1952. Una giovane coppia, Tom Harper e la moglie Mary lasciano per sempre Land’s End, in Cornovaglia, per trasferirsi a John O’Groats, un piccolo villaggio a Nord Est della Scozia. Vivono insieme per circa sessant’anni fino a quando la donna muore. Così Tom vuole mantenere una promessa fatta a Mary: ritornare a Land’s End, che è il punto più a Sud della Gran Bretagna, ripercorrendo nei minimi dettagli tutte le tappe del viaggio fatto molti anni prima ma in senso contrario. Prende un primo autobus per raggiungere la meta che si trova a 874 miglia di distanza utilizzando il suo abbonamento per pensionati e accompagnato da una valigetta. Lungo la strada e malgrado gli imprevisti, incontra molte persone che sono venute a conoscenza della sua storia e cercano di aiutarlo a raggiungere il suo obiettivo.
The Last Bus. Il titolo originale di Appuntamento a Land’s End rende in modo più chiara l’imprevedibilità di un road-movie intimo fatto di pause, attese, incontri.
Ma l’immagine che ritorna frequentemente è soprattutto quella di Tom alla fermata dell’autobus. Da lì inizia ogni volta un nuovo spostamento e parte una nuova avventura. Non è un solo unico viaggio quello del protagonista ma sono tanti piccoli frammenti di ‘storie di vita’, dalla famiglia che lo soccorre e lo ospita, alla determinazione con cui difende una giovane madre col velo o consola una ragazza che sta piangendo.

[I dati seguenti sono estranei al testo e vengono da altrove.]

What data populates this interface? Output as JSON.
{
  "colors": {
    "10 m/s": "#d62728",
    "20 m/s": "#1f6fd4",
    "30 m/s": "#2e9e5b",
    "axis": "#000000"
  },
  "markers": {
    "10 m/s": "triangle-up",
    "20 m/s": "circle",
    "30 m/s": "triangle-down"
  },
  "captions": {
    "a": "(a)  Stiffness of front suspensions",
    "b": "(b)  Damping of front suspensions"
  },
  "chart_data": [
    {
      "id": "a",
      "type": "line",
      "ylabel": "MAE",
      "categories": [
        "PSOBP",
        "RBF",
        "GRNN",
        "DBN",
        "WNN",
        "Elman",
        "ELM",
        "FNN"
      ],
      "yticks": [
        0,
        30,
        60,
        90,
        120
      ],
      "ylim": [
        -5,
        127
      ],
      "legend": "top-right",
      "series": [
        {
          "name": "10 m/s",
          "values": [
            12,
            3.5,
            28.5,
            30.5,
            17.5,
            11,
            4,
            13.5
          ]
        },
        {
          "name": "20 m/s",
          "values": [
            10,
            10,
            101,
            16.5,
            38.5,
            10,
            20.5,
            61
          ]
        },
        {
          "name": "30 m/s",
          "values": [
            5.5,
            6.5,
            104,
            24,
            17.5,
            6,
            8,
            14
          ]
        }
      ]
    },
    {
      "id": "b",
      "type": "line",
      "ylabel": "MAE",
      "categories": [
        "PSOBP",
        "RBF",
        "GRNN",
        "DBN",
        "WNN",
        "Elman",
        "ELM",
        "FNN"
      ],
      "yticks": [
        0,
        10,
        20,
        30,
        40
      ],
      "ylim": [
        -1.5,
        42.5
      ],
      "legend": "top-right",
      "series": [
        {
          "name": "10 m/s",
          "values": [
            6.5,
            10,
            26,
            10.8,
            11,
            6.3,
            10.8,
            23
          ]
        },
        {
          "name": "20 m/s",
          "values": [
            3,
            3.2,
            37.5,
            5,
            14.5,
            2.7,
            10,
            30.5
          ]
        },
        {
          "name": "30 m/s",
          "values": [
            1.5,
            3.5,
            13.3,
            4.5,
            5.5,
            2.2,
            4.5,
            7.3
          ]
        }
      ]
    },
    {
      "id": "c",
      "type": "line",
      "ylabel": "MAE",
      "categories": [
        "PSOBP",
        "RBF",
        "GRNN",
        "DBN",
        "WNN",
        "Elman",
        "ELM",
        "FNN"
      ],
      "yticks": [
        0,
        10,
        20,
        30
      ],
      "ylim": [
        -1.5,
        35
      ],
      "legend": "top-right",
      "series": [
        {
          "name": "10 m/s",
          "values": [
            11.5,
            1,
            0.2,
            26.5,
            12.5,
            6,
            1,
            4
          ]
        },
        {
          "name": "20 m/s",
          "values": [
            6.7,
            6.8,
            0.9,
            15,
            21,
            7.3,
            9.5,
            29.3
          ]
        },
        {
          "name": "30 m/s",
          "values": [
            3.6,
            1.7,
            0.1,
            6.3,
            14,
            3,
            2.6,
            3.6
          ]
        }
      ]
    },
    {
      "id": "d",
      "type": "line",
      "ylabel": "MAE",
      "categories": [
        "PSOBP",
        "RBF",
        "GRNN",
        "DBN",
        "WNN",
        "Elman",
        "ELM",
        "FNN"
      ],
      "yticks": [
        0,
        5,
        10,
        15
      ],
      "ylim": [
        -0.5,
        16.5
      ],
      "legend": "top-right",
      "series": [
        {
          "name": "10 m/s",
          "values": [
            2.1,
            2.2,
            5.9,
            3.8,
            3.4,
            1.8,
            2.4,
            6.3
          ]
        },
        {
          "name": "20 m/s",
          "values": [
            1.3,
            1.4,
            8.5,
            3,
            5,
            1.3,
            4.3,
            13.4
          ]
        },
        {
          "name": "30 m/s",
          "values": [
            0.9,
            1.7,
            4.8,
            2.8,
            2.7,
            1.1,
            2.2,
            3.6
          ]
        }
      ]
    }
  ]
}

Sono questi squarci più intimi, a volte più silenziosi, altri più umani, che rendono Appuntamento a Land’s End più autentico e vitale e lo mettono a contatto diretto con la vita vera catturando frammenti di realtà. Tra i momenti più intensi, sotto questo punto di vista, ci sono gli sguardi del protagonista fuori dalla finestra mentre la moglie sta facendo l’orto. Nell’ultima inquadratura sul giardino, lei non c’è più. La scomparsa della donna viene mostrata, anzi avvertita, principalmente, attraverso le soggettive di Tom.
Il tono è quello di un film britannico tra gli anni Ottanta e Novanta, che si affida principalmente al paesaggio, a un accenno di sentimento di nostalgia nei confronti del passato e punta sulla performance di Timothy Spall, sul suo sguardo stanco, la camminata affaticata in cui si avverte, al di là della bravura dell’attore, una costruzione un po’ troppo rigida del personaggio.
Più spontanea invece la prova di Phyllis Logan nei panni di Mary, perché riesce a mostrare quello che prova Mary anche solo con un primo piano su di lei. Sicuramente è una storia che appassiona proprio per la sua lentezza, non quella magica e ipnotica di Lynch di Una storia vera che invece ha una purezza totale proprio per il modo in cui scarnifica ogni incontro e fa viaggiare solo attraverso gli occhi di Richard Farnsworth.